On the Configuration tab, expand SECUREMATRIX GSB.
To start, stop, restart, force stop, or force restart an instance:
- Click Instances.
- In the details pane, select the instance on which you want to perform the operation, and then select one of the following options:
- Start
- Shut Down
- Reboot
- Force Shutdown
- Force Reboot
- In the Confirm message box, click Yes.
Upgrade the SDX tools file for a SECUREMATRIX GSB instance
SDXTools
, a daemon running on the SECUREMATRIX GSB instance, is used for communication between the Management Service and the instance.
Upgrading SDXTools
involves uploading the file to the SDX appliance, and then upgrading SDXTools
after selecting an instance. You can upload an SDXTools
file from a client computer to the SDX appliance.
To upload an SDXTools file:
- In the navigation pane, expand Management Service, and then click SDXTools Files.
- In the details pane, from the Action list, select Upload.
- In the Upload SDXTools Files dialog box, click Browse, navigate to the folder that contains the file, and then double-click the file.
- Click Upload.
To upgrade SDXTools:
On the Configuration tab, expand SECUREMATRIX GSB.
- Click Instances.
- In the details pane, select an instance.
- From the Action list, select Upgrade SDXTools.
- In the Upgrade SDXTools dialog box, select a file, click OK, and then click Close.
Upgrade and downgrade a SECUREMATRIX GSB instance
The process of upgrading the SECUREMATRIX GSB instance involves uploading the software image of the target build to the SDX appliance, and then upgrading the instance. Downgrading loads an earlier version of the instance.
On the Configuration tab, expand SECUREMATRIX GSB.
To upload the software image:
- Click Software Images.
- In the details pane, from the Action list, select Upload.
- In the dialog box, click Browse, navigate to the folder that contains the build file, and then double-click the build file.
- Click Upload.
To upgrade the instance:
- Click Instances.
- In the details pane, select an instance.
- From the Action list, select Upgrade.
- In the dialog box that appears, select a file, click OK, and then click Close.
To downgrade an instance:
- Click Instances.
- In the details pane, select an instance.
- From the Action list, select Downgrade.

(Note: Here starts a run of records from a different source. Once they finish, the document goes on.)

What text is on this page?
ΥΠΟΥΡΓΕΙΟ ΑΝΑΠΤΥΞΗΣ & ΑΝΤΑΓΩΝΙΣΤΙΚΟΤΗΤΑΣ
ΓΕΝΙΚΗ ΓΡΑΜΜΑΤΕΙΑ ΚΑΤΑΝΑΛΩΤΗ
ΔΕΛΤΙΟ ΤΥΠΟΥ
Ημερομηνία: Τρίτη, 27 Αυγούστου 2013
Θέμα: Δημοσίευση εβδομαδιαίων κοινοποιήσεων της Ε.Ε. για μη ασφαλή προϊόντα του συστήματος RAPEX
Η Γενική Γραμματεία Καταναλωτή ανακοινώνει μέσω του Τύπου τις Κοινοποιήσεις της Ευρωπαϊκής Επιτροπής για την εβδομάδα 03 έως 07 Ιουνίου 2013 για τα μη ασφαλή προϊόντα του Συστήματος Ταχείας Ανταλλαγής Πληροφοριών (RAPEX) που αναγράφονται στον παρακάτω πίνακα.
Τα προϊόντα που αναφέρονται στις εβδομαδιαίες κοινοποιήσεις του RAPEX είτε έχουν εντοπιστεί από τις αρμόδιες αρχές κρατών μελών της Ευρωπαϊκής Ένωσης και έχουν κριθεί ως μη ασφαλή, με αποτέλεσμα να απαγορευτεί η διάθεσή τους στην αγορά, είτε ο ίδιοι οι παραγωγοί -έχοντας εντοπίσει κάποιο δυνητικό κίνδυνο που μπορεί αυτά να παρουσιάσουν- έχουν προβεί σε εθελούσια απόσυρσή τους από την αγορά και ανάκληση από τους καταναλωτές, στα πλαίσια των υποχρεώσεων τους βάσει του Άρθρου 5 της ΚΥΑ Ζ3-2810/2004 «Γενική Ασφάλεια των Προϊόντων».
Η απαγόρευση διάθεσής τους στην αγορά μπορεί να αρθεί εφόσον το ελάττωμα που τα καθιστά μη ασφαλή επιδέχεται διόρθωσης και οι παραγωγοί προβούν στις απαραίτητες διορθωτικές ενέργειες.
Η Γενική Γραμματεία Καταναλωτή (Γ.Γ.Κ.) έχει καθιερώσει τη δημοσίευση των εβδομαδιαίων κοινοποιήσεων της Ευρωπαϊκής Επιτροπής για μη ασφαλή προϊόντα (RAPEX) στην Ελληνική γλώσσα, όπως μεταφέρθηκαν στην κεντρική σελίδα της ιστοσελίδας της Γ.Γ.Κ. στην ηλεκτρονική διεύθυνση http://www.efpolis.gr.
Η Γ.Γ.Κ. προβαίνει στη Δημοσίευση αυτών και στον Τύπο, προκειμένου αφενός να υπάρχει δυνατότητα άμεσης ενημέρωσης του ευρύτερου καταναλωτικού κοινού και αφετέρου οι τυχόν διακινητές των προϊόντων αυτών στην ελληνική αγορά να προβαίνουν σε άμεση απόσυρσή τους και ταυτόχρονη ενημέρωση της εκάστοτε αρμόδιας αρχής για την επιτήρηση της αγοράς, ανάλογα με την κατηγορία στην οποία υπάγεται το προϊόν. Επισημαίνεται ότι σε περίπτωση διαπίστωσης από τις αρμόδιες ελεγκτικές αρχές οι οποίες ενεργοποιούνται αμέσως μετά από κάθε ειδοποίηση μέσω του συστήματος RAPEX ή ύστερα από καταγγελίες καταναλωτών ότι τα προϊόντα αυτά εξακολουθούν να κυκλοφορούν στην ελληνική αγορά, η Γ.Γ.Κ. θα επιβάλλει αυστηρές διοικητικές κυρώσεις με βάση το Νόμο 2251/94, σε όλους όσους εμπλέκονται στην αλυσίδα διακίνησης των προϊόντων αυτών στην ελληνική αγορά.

- In the Confirm message box, click Yes.
Troubleshoot a SECUREMATRIX GSB Instance
Ping a SECUREMATRIX GSB instance from the Management Service to check whether the device is reachable. You can trace the route of a packet from the Management Service to an instance to determine the number of hops involved in reaching the instance.
Rediscover an instance to view the latest state and configuration of an instance. During rediscovery, the Management Service fetches the configuration and the version of the SECUREMATRIX GSB running on the SDX appliance. By default, the Management Service schedules instances for rediscovery once every 30 minutes.
On the Configuration tab, expand SECUREMATRIX GSB.
To ping an instance:
- Click Instances.
- In the details pane, select the instance that you want to ping, and from the Action list, click Ping. The Ping message box shows whether the ping is successful.
To trace the route of an instance:
- Click Instances.
- In the details pane, select the instance for which you want to trace the route, and from the Action list, click TraceRoute. The Traceroute message box displays the route to the instance.
To rediscover an instance:
- Click Instances.
- In the details pane, select the instance that you want to rediscover, and from the Action list, click Rediscover.
- In the Confirm message box, click Yes.